Now, this isn’t to say that tag clouds have no value; in fact, I think they have great potential. It’s just that we need to know when tag clouds and word clouds are appropriate, know their shortcomings, and (this is the fun part) try to find ways to make them better. Most of the sources cited above have set about doing just that. In my next post, I’ll discuss a few of these “next-generation tag cloud” concepts; in particular, I’ll be examining methods of using word clouds to compare different versions of a text.

79% of oft-cited statistics are total garbage

You know, we learn we remember 10% of what we read, 20% percent of what we hear, but 80% of what we actually experience.  Or, wait, maybe it’s 20%.  Or 30?

Of course, as many people know, this delightful little statistic has no backing in any sort of serious research—nor, indeed, could it:

…As Dwyer points out, the reported percentages are impossible to interpret or verify without specifying at least the method of measurement, the age of the learners, the type of learning task, and the content being remembered (p. 10).  Despite the lack of credibility, this formulation is widely quoted, usually without attribution, and in recent years has become repeatedly conflated with Dale’s Cone, with the percentage statements superimposed on the cone, replacing or supplementing Dale’s original categories.

from Cone of Experience (PDF), entry in A. Kovalchick & K. Dawson, Ed’s, Educational Technology: An Encyclopedia.
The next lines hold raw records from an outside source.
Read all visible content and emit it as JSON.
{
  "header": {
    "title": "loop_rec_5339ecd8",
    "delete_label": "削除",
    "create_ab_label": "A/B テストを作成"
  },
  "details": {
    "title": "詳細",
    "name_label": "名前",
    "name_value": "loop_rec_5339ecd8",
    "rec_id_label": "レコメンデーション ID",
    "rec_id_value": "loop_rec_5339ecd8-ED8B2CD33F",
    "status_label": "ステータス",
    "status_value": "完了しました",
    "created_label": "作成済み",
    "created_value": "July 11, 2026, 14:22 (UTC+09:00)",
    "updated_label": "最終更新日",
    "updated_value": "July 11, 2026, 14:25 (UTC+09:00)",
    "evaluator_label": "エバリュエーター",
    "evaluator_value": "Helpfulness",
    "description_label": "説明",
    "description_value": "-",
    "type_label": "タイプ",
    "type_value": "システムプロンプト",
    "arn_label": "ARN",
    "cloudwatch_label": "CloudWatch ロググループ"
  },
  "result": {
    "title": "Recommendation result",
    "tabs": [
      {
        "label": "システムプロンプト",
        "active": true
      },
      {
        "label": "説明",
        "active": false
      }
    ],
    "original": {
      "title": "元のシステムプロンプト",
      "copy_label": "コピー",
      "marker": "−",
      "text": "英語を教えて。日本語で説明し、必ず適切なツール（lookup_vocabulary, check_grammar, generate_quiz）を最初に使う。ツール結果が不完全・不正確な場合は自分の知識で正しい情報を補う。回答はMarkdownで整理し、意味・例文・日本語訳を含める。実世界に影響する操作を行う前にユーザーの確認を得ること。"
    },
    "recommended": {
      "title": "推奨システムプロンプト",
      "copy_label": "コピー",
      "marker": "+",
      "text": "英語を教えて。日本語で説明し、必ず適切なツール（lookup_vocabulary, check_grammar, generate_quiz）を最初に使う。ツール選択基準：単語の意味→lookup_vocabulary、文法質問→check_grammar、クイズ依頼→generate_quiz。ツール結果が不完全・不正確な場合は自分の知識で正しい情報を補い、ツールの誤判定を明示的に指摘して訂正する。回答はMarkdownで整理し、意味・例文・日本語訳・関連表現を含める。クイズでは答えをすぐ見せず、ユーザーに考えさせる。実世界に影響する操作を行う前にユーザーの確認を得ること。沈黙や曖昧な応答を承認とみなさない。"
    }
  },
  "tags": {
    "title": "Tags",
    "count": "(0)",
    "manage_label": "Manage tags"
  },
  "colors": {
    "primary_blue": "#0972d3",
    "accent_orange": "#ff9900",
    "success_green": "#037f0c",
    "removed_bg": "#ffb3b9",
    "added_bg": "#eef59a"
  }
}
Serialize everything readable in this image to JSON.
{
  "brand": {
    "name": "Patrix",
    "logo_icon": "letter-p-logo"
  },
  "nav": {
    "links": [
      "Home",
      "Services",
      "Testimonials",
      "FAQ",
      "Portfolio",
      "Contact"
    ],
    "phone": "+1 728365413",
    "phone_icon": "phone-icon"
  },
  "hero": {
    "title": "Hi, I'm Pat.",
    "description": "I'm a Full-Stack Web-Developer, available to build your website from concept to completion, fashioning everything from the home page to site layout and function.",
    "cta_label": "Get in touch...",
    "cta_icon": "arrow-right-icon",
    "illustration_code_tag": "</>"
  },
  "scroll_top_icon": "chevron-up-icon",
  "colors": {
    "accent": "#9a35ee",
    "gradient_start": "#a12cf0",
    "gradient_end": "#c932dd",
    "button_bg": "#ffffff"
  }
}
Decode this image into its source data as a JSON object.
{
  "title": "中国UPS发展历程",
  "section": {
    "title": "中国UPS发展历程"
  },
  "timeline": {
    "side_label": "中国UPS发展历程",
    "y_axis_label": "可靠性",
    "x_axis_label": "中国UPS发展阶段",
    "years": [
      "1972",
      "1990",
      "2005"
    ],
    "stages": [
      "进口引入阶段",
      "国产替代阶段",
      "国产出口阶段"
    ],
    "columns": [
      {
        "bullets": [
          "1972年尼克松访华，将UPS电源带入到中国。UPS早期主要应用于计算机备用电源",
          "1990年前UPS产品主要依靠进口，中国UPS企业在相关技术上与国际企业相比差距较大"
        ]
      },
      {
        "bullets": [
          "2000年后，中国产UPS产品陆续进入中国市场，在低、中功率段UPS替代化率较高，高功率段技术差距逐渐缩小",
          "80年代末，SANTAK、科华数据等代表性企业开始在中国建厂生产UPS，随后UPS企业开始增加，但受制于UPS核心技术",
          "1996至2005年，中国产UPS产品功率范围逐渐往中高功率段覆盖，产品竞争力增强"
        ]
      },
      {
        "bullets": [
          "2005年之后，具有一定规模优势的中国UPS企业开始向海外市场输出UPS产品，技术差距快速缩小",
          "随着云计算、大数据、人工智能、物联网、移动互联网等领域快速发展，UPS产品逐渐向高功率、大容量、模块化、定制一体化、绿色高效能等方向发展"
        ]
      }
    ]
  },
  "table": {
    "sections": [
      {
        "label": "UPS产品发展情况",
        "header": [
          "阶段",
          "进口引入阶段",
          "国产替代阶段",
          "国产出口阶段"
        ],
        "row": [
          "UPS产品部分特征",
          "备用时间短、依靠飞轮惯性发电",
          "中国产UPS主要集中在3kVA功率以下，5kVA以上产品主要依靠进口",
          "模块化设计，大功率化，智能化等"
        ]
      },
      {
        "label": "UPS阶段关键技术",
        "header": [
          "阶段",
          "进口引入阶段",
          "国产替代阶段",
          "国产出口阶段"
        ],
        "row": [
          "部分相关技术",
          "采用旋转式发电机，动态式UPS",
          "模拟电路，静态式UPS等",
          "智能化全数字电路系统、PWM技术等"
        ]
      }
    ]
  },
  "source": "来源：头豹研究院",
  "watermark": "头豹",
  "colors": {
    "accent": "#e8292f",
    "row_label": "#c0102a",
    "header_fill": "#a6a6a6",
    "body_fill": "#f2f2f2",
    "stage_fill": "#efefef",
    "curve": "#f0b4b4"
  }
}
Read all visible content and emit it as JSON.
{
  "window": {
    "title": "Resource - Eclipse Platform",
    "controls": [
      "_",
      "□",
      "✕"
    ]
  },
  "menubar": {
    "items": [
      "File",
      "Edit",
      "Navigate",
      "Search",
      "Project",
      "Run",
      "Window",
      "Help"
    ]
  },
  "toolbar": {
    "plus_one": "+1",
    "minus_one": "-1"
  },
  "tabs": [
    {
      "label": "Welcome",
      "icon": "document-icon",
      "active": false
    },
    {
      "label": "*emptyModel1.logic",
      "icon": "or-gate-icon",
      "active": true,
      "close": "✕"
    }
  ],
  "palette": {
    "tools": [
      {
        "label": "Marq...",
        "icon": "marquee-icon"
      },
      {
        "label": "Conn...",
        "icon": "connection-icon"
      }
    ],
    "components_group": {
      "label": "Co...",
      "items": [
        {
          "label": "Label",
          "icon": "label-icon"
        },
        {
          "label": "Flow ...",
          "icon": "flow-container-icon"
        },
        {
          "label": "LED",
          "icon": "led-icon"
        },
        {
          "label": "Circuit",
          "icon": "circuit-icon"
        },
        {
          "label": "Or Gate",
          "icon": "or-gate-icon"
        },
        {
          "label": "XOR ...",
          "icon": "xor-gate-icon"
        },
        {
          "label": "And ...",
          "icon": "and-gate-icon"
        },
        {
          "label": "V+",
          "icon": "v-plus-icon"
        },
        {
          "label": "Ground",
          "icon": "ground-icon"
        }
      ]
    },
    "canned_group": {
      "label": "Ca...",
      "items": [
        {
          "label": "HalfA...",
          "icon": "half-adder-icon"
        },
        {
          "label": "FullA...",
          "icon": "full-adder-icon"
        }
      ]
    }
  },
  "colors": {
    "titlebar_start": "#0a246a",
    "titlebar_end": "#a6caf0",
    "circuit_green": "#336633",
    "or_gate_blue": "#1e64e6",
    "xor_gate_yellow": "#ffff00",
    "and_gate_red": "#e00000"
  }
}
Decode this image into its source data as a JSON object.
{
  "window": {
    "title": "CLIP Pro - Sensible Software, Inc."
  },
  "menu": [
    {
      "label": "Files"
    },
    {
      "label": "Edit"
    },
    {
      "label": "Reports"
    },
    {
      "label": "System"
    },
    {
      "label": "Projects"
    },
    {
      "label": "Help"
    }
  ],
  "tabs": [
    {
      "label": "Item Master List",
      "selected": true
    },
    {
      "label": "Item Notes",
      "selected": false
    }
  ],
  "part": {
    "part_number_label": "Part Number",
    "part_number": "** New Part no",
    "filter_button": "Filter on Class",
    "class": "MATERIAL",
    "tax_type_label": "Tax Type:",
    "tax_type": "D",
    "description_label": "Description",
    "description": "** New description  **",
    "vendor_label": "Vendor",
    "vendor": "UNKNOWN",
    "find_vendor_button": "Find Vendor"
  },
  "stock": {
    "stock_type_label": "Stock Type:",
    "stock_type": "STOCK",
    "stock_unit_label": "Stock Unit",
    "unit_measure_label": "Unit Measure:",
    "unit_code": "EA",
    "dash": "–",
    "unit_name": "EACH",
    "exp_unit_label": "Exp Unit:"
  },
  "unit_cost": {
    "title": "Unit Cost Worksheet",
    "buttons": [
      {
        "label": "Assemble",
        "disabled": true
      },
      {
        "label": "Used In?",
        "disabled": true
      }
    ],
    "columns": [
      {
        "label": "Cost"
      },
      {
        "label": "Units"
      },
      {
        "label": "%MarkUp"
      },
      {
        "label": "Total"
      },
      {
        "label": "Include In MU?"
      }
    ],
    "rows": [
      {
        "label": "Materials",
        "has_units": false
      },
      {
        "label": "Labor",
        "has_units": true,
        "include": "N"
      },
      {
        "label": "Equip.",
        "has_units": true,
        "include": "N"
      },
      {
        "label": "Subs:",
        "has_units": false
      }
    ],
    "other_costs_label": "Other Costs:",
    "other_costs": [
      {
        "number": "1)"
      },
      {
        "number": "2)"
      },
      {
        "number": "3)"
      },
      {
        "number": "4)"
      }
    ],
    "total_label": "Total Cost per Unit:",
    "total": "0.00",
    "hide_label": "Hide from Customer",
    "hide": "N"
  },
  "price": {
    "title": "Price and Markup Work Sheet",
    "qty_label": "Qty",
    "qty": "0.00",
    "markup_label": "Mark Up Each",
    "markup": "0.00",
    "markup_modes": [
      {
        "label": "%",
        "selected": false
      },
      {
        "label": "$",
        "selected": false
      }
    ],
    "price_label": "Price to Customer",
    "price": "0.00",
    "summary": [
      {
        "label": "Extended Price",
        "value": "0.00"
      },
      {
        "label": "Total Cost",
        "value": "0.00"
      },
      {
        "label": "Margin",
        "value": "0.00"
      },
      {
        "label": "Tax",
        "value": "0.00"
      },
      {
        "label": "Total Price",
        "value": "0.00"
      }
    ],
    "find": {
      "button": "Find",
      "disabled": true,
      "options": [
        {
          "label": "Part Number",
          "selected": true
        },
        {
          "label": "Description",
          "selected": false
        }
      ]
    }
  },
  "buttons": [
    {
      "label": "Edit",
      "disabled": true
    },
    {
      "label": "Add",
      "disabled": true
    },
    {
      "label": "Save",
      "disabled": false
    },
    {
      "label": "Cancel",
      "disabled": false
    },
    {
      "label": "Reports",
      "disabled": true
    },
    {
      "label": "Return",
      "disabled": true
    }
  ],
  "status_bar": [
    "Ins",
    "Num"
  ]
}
Santa Barbara, CA: ABC-Clio, 2003.

Several bloggers have likewise been struck by the curious disconnect between the popularity of this statistic and its relation to reality.  Despite its readily apparent dodginess (We remember 90% of what we experience?  So I perfectly remember everything I did for nine out of the last ten years?), people love quoting this thing.

So quote they do.  And, since there’s no actual citation for this thing, the meme is free to mutate, which is actually kind of fascinating; the plot above shows the pattern in ghits for different versions of this same ‘principle.’

But why?  Obviously, the meme lives because it has value to people; in this case,  it helps folks prove a point about better ways of teaching.  But that’s not really an answer; there’s no reverse version of this for people arguing the opposite side.  No, the real answer is this: the statistic lives because it demonstrates something that the speaker and the listener both already agree on.  Few people are going to call you on this statistic, because everyone knows that the gist is true in many situations; you probably will learn something better if you involve it in some kind of experience than if you just read about it and move on.

The New York Times did a great story some years ago on related idea, called Scientific Myths That Are Too Good to Die.  It documented how well-known experiments could become sort of “academic urban myths.”  Take, for instance, the experiment that lent it’s name to the oft-cited “Hawthorne Effect” (in which the participants’ mere knowledge that they’re part of an experiment skews results):

”The results of this experiment, or rather the human relations interpretation offered by the researchers who summarized the results, soon became gospel for introductory textbooks in both psychology and management science,” said Dr. Lee Ross, a psychology professor at Stanford University.

But only five workers took part in the study, Dr. Ross said, and two were replaced partway through for gross insubordination and low output.

A psychology professor at the University of Michigan, Dr. Richard Nisbett calls the Hawthorne effect ”a glorified anecdote.”

These “glorified anecdotes” (and glorified ballpark guesses, which is really what the percentage-retention statistic is) hang on, though, because, in Dr. Ross’ words again, “’sometimes a story deserves to be true.”  That is, the story or number itself may be wrong, but it may be a way to access a point that deserves our attention.

So, then, is a bad statistic in a good cause worthwhile?  What if my “90% retention” number gets that grumpy admin to allow my pet wiki project?  Is it worth it?  I say no, for reasons that lie outside the scope of this post (maybe next one?).  Any other opinions, though?